Apparent falsehoods and failure to disclose material facts.

It is arguable that this can properly be taken as a point in limine. Litigation is a contestation of facts and a contestation of what the applicable law says on the given or proven set of facts. Material non-disclosure is frowned upon by courts for a reason. It avails the omitter to sanction by the Court, usually by way of a punitive scale of costs. It however does not as a matter of principle non-suit a litigant to be heard on the merits.  In any case, it is when addressing the merits of a case that a litigant in opposition will put her version of the facts forward. On the facts of this matter, I dismiss this point in limine.

THE LAW

To obtain a spoliation order the following must be alleged and proved by the Applicant

That he or she was in peaceful and undisturbed possession of the property. AND

That the Respondent deprived him or her of that possession forcibly or wrongfully against his or her consent.

Botha & Anor V. Barret 1996 (2) ZLR 73 @ 80

The Applicant must prove a clear right in order to succeed as opposed to a prima facie right because relief for spoliation is final in nature and cannot be sought on an interim basis.

What emerges from the parties’ evidence can be reconciled and summarized and the following appears.
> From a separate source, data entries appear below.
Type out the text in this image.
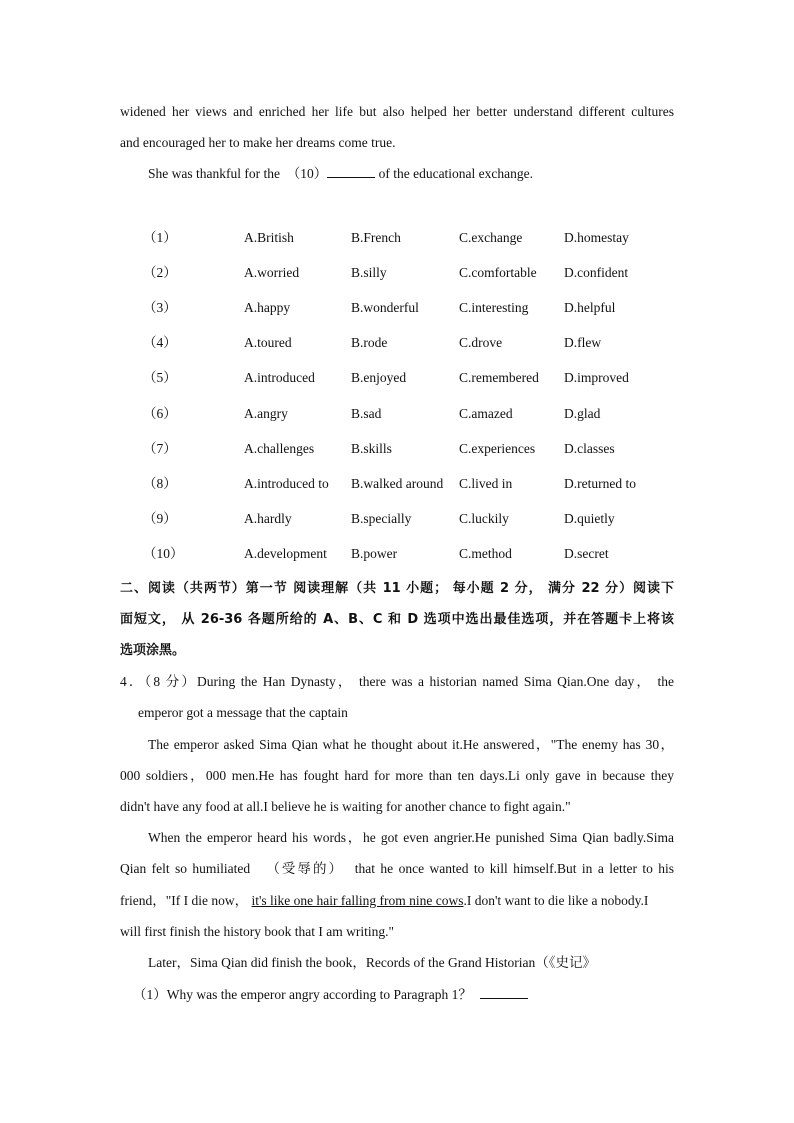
widened her views and enriched her life but also helped her better understand different cultures
and encouraged her to make her dreams come true.
She was thankful for the  （10）	of the educational exchange.
（1）	A.British	B.French	C.exchange	D.homestay
（2）	A.worried	B.silly	C.comfortable D.confident
（3）	A.happy	B.wonderful	C.interesting	D.helpful
（4）	A.toured	B.rode	C.drove	D.flew
（5）	A.introduced	B.enjoyed	C.remembered D.improved
（6）	A.angry	B.sad	C.amazed	D.glad
（7）	A.challenges	B.skills	C.experiences D.classes
（8）	A.introduced to B.walked around C.lived in	D.returned to
（9）	A.hardly	B.specially	C.luckily	D.quietly
（10）	A.development B.power	C.method	D.secret
二、阅读（共两节）第一节 阅读理解（共 11 小题； 每小题 2 分， 满分 22 分）阅读下
面短文， 从 26-36 各题所给的 A、B、C 和 D 选项中选出最佳选项，并在答题卡上将该
选项涂黑。
4．（8 分）During the Han Dynasty， there was a historian named Sima Qian.One day， the
emperor got a message that the captain
The emperor asked Sima Qian what he thought about it.He answered，"The enemy has 30，
000 soldiers，000 men.He has fought hard for more than ten days.Li only gave in because they
didn't have any food at all.I believe he is waiting for another chance to fight again."
When the emperor heard his words，he got even angrier.He punished Sima Qian badly.Sima
Qian felt so humiliated   （受辱的）  that he once wanted to kill himself.But in a letter to his
friend，"If I die now， it's like one hair falling from nine cows.I don't want to die like a nobody.I
will first finish the history book that I am writing."
Later，Sima Qian did finish the book，Records of the Grand Historian（《史记》
（1）Why was the emperor angry according to Paragraph 1？
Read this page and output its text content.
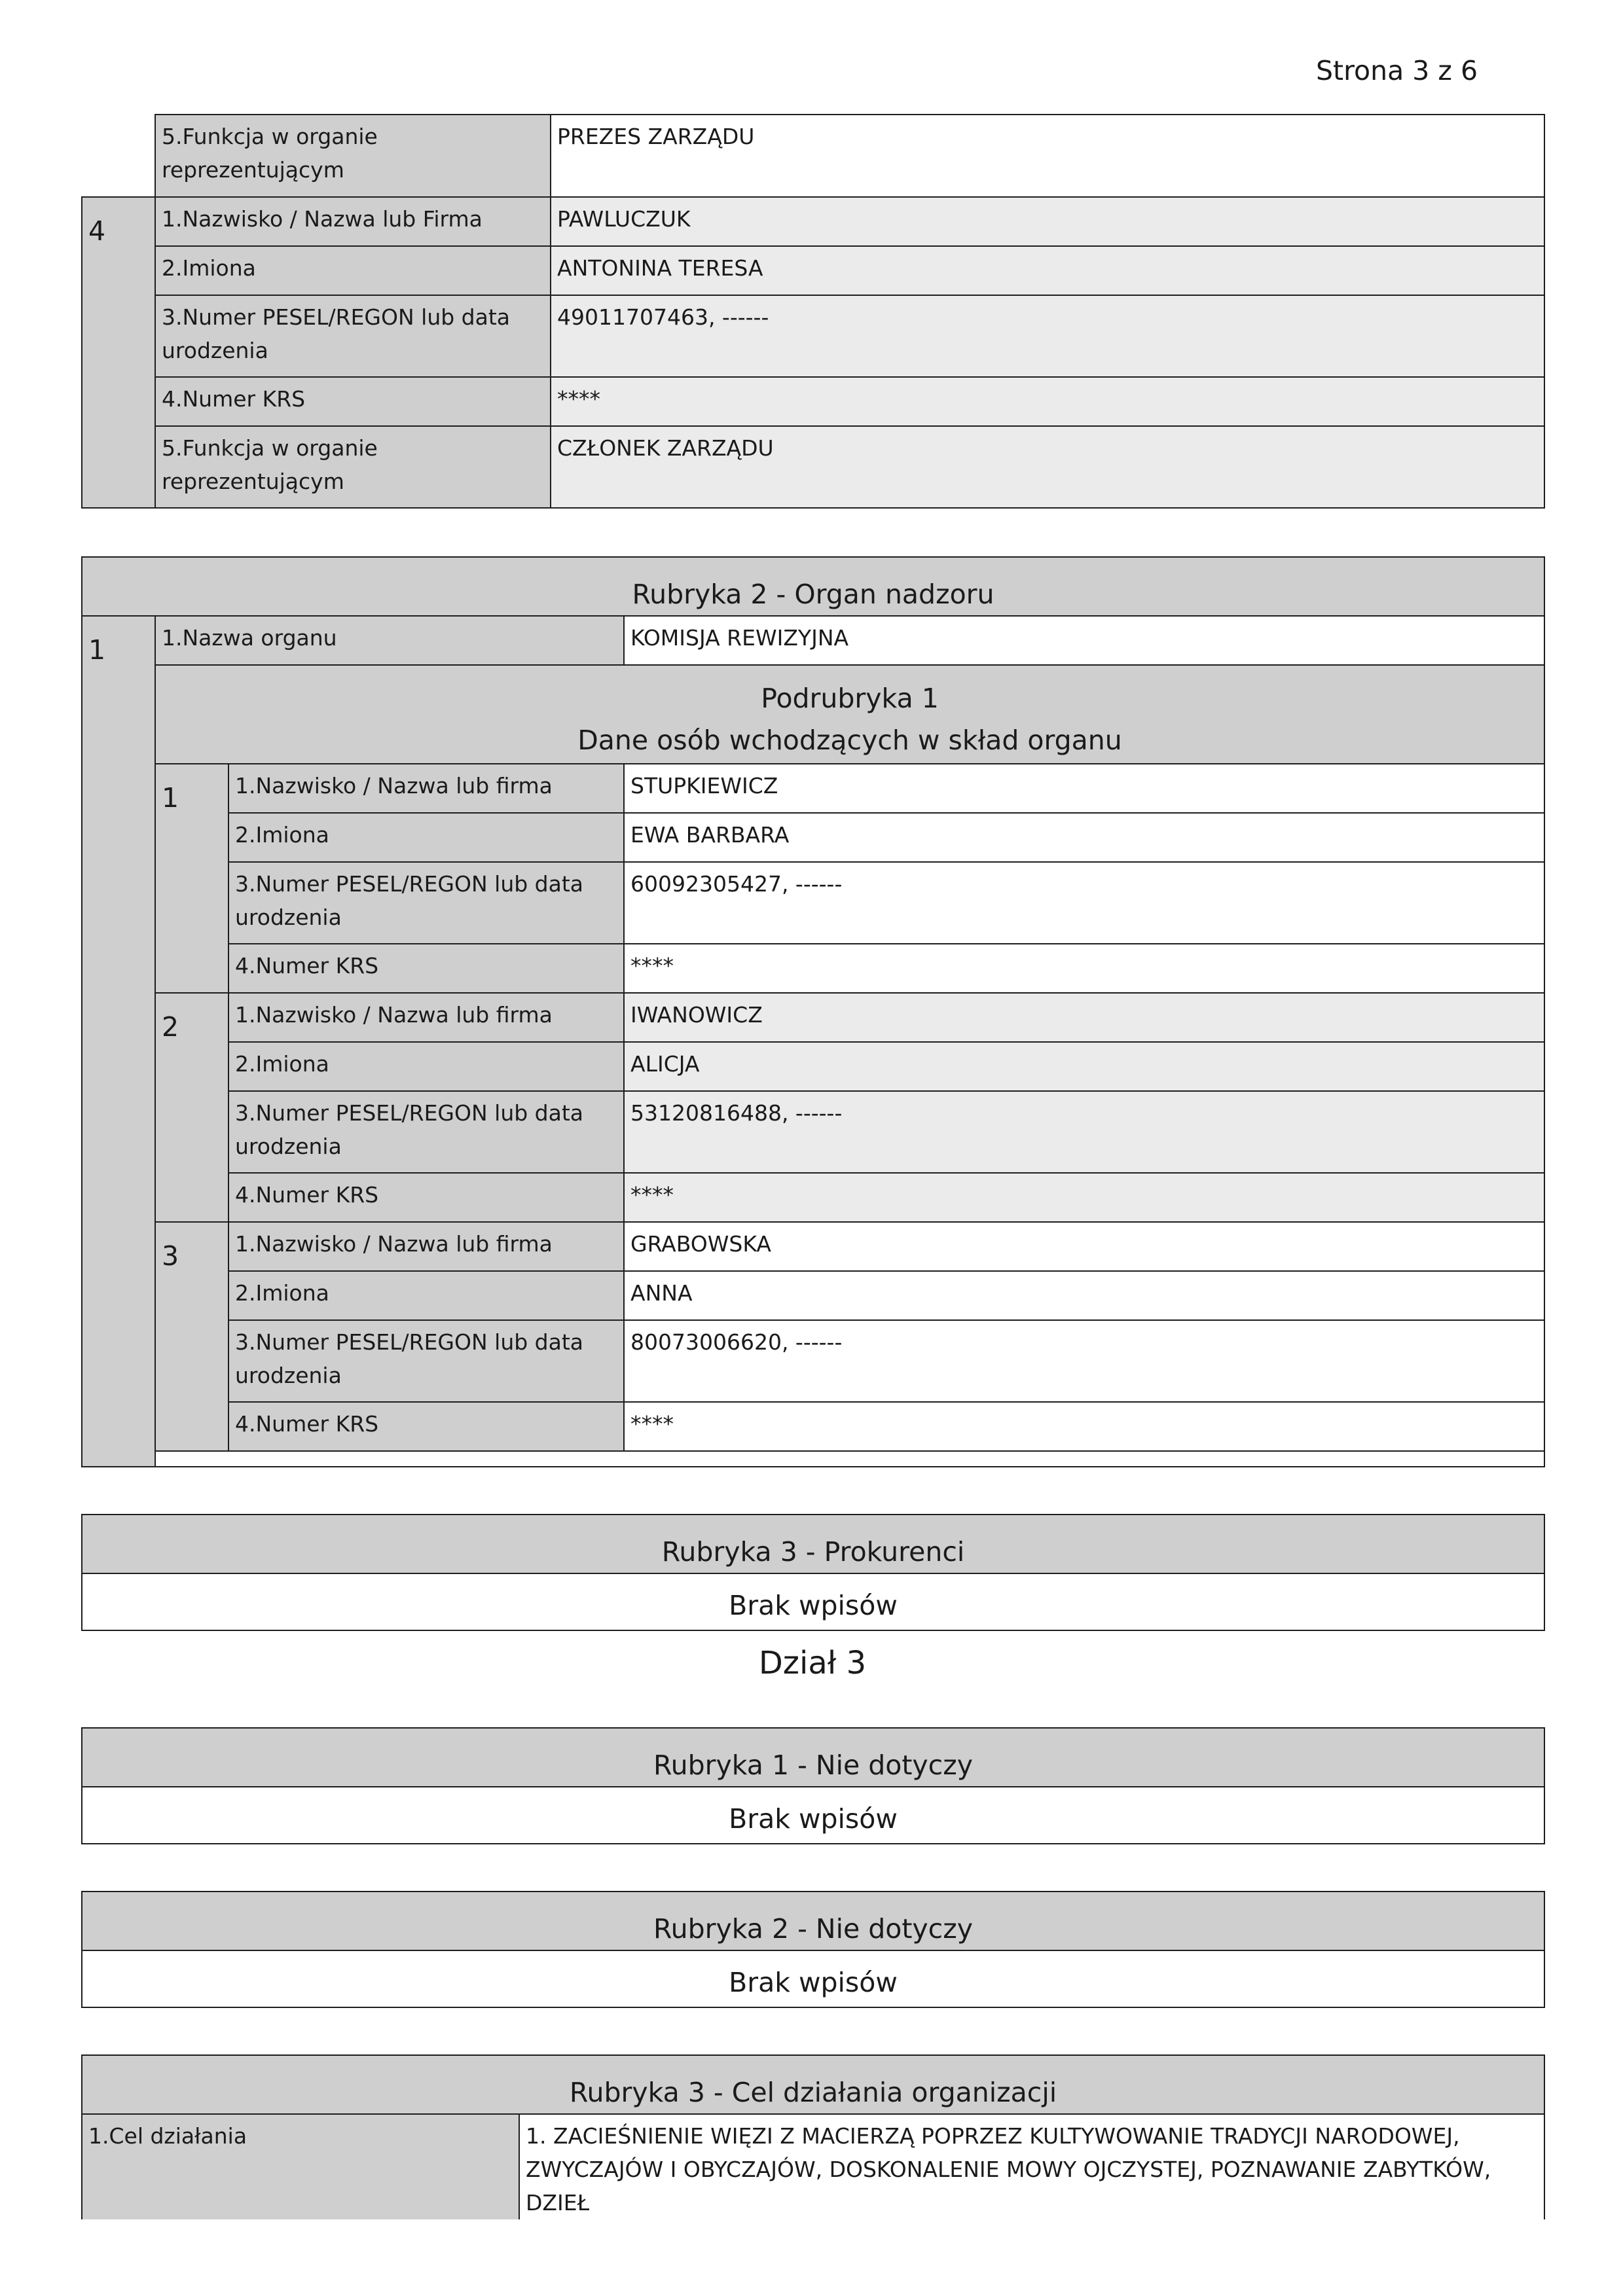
Strona 3 z 6
	5.Funkcja w organie reprezentującym	PREZES ZARZĄDU
4	1.Nazwisko / Nazwa lub Firma	PAWLUCZUK
	2.Imiona	ANTONINA TERESA
	3.Numer PESEL/REGON lub data urodzenia	49011707463, ------
	4.Numer KRS	****
	5.Funkcja w organie reprezentującym	CZŁONEK ZARZĄDU
Rubryka 2 - Organ nadzoru			
1	1.Nazwa organu		KOMISJA REWIZYJNA

	Podrubryka 1
Dane osób wchodzących w skład organu		

	1	1.Nazwisko / Nazwa lub firma	STUPKIEWICZ
		2.Imiona	EWA BARBARA
		3.Numer PESEL/REGON lub data urodzenia	60092305427, ------
		4.Numer KRS	****
	2	1.Nazwisko / Nazwa lub firma	IWANOWICZ
		2.Imiona	ALICJA
		3.Numer PESEL/REGON lub data urodzenia	53120816488, ------
		4.Numer KRS	****
	3	1.Nazwisko / Nazwa lub firma	GRABOWSKA
		2.Imiona	ANNA
		3.Numer PESEL/REGON lub data urodzenia	80073006620, ------
		4.Numer KRS	****

Rubryka 3 - Prokurenci
Brak wpisów
Dział 3
Rubryka 1 - Nie dotyczy
Brak wpisów
Rubryka 2 - Nie dotyczy
Brak wpisów
Rubryka 3 - Cel działania organizacji
1.Cel działania	1. ZACIEŚNIENIE WIĘZI Z MACIERZĄ POPRZEZ KULTYWOWANIE TRADYCJI NARODOWEJ, ZWYCZAJÓW I OBYCZAJÓW, DOSKONALENIE MOWY OJCZYSTEJ, POZNAWANIE ZABYTKÓW, DZIEŁ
The parties are in the same mining area. Their respective mines are about 10km apart. The Applicant is desirous to set up a milling site in an area he alleges is attached to his mine known as Sally B Mine. The area in question is fenced and is currently being used by the 1st Respondent. The period of such use has not been disclosed by either party. To execute his desire, the Applicant on 6 March 2023 applied for a milling site to the Ministry. The area he had in mind when he made the application is the one fenced and operated on by the 1st Respondent. This is the area the Applicant says is attached to his Sally B mine. The Applicant has not even attempted to challenge the 1st Respondent’s claim that it is the current occupier of the area in question and that it did not forcefully or wrongfully take the same from the Applicant, neither has the 1st Respondent challenged the allegation that the piece of land in question belongs to the Applicant.

DISPOSITION

The Applicant has failed to prove that he was in peaceful and undisturbed possession of the piece of land in question. It is the 1st Respondent which was in peaceful and undisturbed possession of the piece of land prior to 7 March 2023. The applicant has failed to prove wrongful and forceful dispossession of the property. The court does not and should not consider the right of the Applicant to be in possession of the property. That is not the test or requirement. In the circumstances, this application stands to fail and it fails.

ORDER

The application be and is hereby dismissed with costs.

Mathonsi Ncube Law Chambers, applicant’s legal practitioners.

Joel Pincus Konson & Wolhuter, 1st respondent’s legal practitioners.

Civil Division, Attorney General’s Office, 2nd respondent’s legal practitioners.